C'était par un temps gris d'automne, de la pluie et du vent à ne plus savoir qu'en faire. de plus, comme pour bon nombre d'entre nous, c'était une lecture imposée à l'école. Si tu savais comme je détestais ces lectures imposées. Bien souvent, je m'arrangeais pour ne pas les lire, pour faire illusion. Bref, cela m'est tombé dessus.
Bien sûr, Balzac, je connaissais de nom, mais n'avais jamais rien lu de lui. On ne m'en avait dit que du mal, que c'était ennuyeux, pénible à lire, très démodé, une vraie corvée. Certains titres de ses romans m'étaient connus, mais pas celui-là. Non, ça ne me disait vraiment rien ce nom, Eugénie Grandet, je n'en avais jamais entendu parler.
Ma mère était allée me l'acheter à l'une des mauvaises librairies de la ville, car, comme tu peux te l'imaginer, il n'y avait pas beaucoup de livres chez mes parents. Quand j'ai vu le livre que me rapportait ma mère, j'eus encore plus le bourdon. La couverture était moche comme il n'y a pas.
Un samedi après-midi, il n'y avait vraiment rien à faire dehors, il pleuvait sans discontinuer. Notre chienne était sur le point de mettre bas et comme elle n'avait pas l'air très en forme, mon père m'avait demandé de la surveiller afin de pouvoir appeler le vétérinaire au bon moment si le besoin s'en faisait sentir.
Alors je pris Eugénie Grandet avec moi et commençai à lire pour tromper l'attente. Je n'ai plus une conception précise du temps à partir de ce moment-là. Je sais juste qu'assez rapidement il m'a fallu allumer la lumière, soit que le ciel était trop gris, soit que la nuit commençait à tomber.
Je sais aussi que je n'ai pas vu naître le premier petit chiot et que je me suis couchée tard ce soir-là.
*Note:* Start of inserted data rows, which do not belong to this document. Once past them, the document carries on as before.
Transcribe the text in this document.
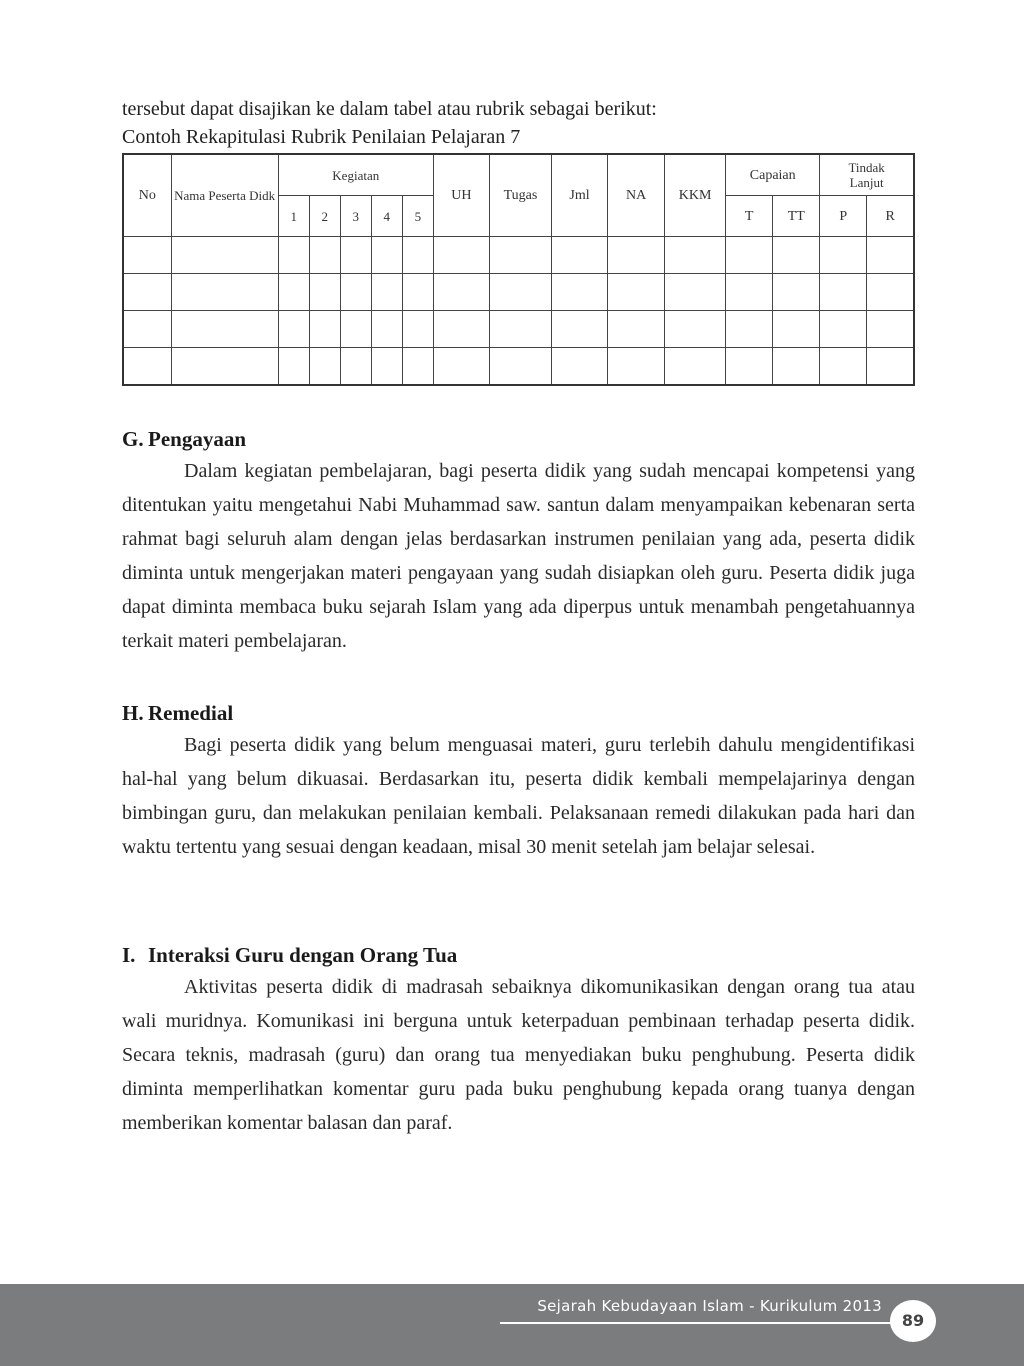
tersebut dapat disajikan ke dalam tabel atau rubrik sebagai berikut:

Contoh Rekapitulasi Rubrik Penilaian Pelajaran 7

No	Nama Peserta Didk	Kegiatan					UH	Tugas	Jml	NA	KKM	Capaian		Tindak Lanjut	
		1	2	3	4	5						T	TT	P	R

G. Pengayaan

Dalam kegiatan pembelajaran, bagi peserta didik yang sudah mencapai kompetensi yang ditentukan yaitu mengetahui Nabi Muhammad saw. santun dalam menyampaikan kebenaran serta rahmat bagi seluruh alam dengan jelas berdasarkan instrumen penilaian yang ada, peserta didik diminta untuk mengerjakan materi pengayaan yang sudah disiapkan oleh guru. Peserta didik juga dapat diminta membaca buku sejarah Islam yang ada diperpus untuk menambah pengetahuannya terkait materi pembelajaran.

H. Remedial

Bagi peserta didik yang belum menguasai materi, guru terlebih dahulu mengidentifikasi hal-hal yang belum dikuasai. Berdasarkan itu, peserta didik kembali mempelajarinya dengan bimbingan guru, dan melakukan penilaian kembali. Pelaksanaan remedi dilakukan pada hari dan waktu tertentu yang sesuai dengan keadaan, misal 30 menit setelah jam belajar selesai.

I. Interaksi Guru dengan Orang Tua

Aktivitas peserta didik di madrasah sebaiknya dikomunikasikan dengan orang tua atau wali muridnya. Komunikasi ini berguna untuk keterpaduan pembinaan terhadap peserta didik. Secara teknis, madrasah (guru) dan orang tua menyediakan buku penghubung. Peserta didik diminta memperlihatkan komentar guru pada buku penghubung kepada orang tuanya dengan memberikan komentar balasan dan paraf.

Sejarah Kebudayaan Islam - Kurikulum 2013
89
Il n'y avait pourtant rien à faire me semblait-il. Je ne me souviens pas avoir vraiment dîné, par contre, je me souviens parfaitement que ce jour-là, outre les six petits chiots, un grand amour pour Balzac est né... "
Voilà un bien trop long préambule mais cela s'est réellement passé comme ça. Et ce n'est pourtant pas mon Balzac préféré ni même celui que je conseillerais à un jeune désireux de découvrir cet auteur. Mais celui-ci garde pour moi une saveur assez spéciale...
Quoi vous dire que vous ne sachiez déjà sur cet ultra classique de chez classique ?
Peut-être que, comme parfois chez Honoré de Balzac, le personnage qui donne son nom au roman ne semble pas être le personnage principal, du moins le plus marquant. Ici, la figure du père Grandet, ancien tonnelier avare ayant fait fortune à Saumur, trône au coeur du roman, lui dont l'ombre et la férule continueront de planer au-dessus de la tête de sa fille même bien après son décès.
Quant au destin de sa fille Eugénie, il paraît n'être qu'un simple dommage collatéral de l'avarice maladive du vieux.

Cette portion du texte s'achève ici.